Austausch
Welche Rolle kann und muss Migrationsforschung in der öffentlichen und politischen Debatte einnehmen?
Mit einem Austausch am Institut für Migrationsforschung und Interkulturelle Studien (IMIS) haben wir am 01. Oktober 2024 mit dem ThinkTank Migrationspolitik unsere erste Veranstaltung durchgeführt. Ziel war es, mit IMIS-Mitgliedern und Studierenden des Masterstudiengangs "Internationale Migration und Interkulturelle Beziehungen" zu diskutieren, welche Rolle die Migrationsforschung allgemein und das IMIS und seine Studierenden konkret einnehmen können und vielleicht auch müssen.
Nach einem Überblick über die aktuellen Ereignisse im Sommer und Herbst 2024, sorgten drei Inputbeiträge für eine gemeinsame Gesprächsbasis. In dem ersten Beitrag stellte Prof. Dr. Thomas Groß, Professor für Migrations-, Europa- und Öffentliches Recht an der Universität Osnabrück, die Unverhältnismäßigkeit der migrationspolitischen Maßnahmen heraus. Ebenso betonte er, dass die Politik hiermit an Fakten und wissenschaftlichen Erkenntnissen vorbeiagiere und die Rechtsverschiebung in der Gesellschaft fördere.

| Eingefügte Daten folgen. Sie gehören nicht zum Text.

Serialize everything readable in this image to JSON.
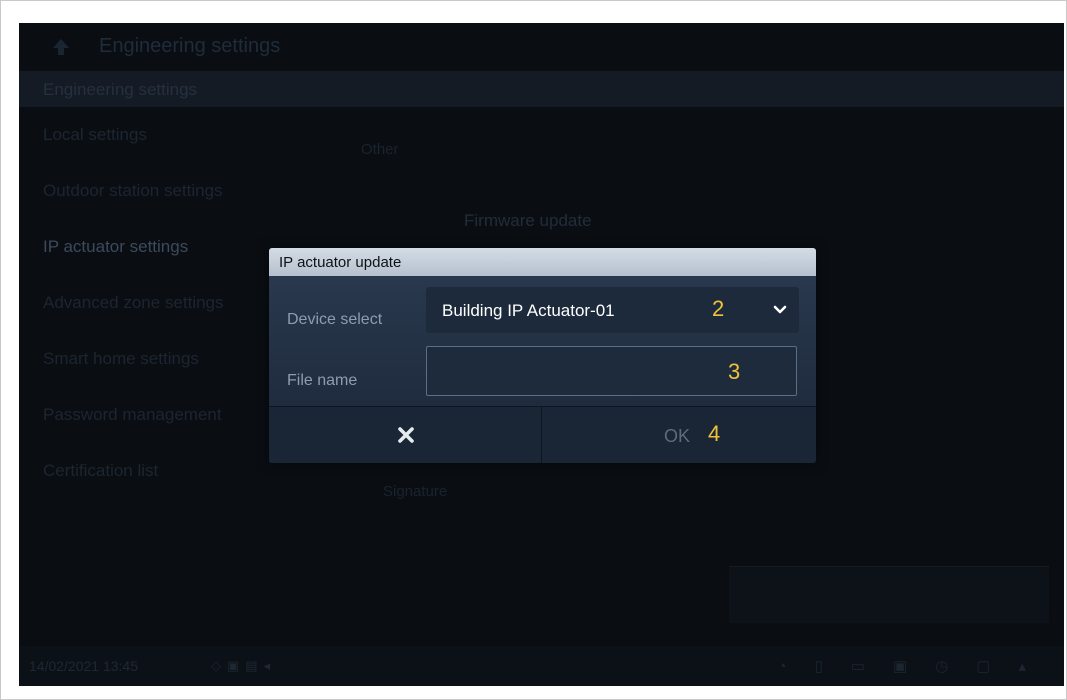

Prof. Dr. Jochen Oltmer, Professor für Migrationsgeschichte an der Universität Osnabrück, teilte seine Ansicht, dass nicht fehlende Forschungserkenntnisse das Problem seien, sondern die fehlende Vermittlung dieser Erkenntnisse. So bestünde ein großes Problem der Migrationsforschung darin, dass diese nur auf die politischen, gesellschaftlichen und medialen Debatten reagiere, anstatt diese mitzugestalten.
Die freie Journalistin Alice Pesavento bereicherte mit ihrem Input die Diskussion um eine mediale Perspektive: Sie machte deutlich, dass die Logik der Medien ganz anders funktioniere als die Logik der Wissenschaft. Die zunehmende Aufmerksamkeitsökonomie und der zeitliche Druck beim Schreiben machten tiefgreifende Recherchen und Expertise beim Thema Migration zu einem kaum zu leistenden Luxus.
Danach schloss sich eine lebendige Diskussion zwischen den mehr als 30 Teilnehmenden an. Neben vielen Fragen, die im Verlauf aufkamen, ging es uns vor allem um Lösungsansätze. Im Fokus standen hier die Sensibilisierung an Schulen, von Lehrkräften, Journalist:innen und Politiker:innen, das Erschließen neuer Bubbles und das aktive Zugehen auf diese sowie bessere Medienkompetenz von Wissenschaftler:innen und die bessere Zugänglichkeit der Erkenntnisse und der Mitglieder des IMIS für Bildung, Politik und Medien.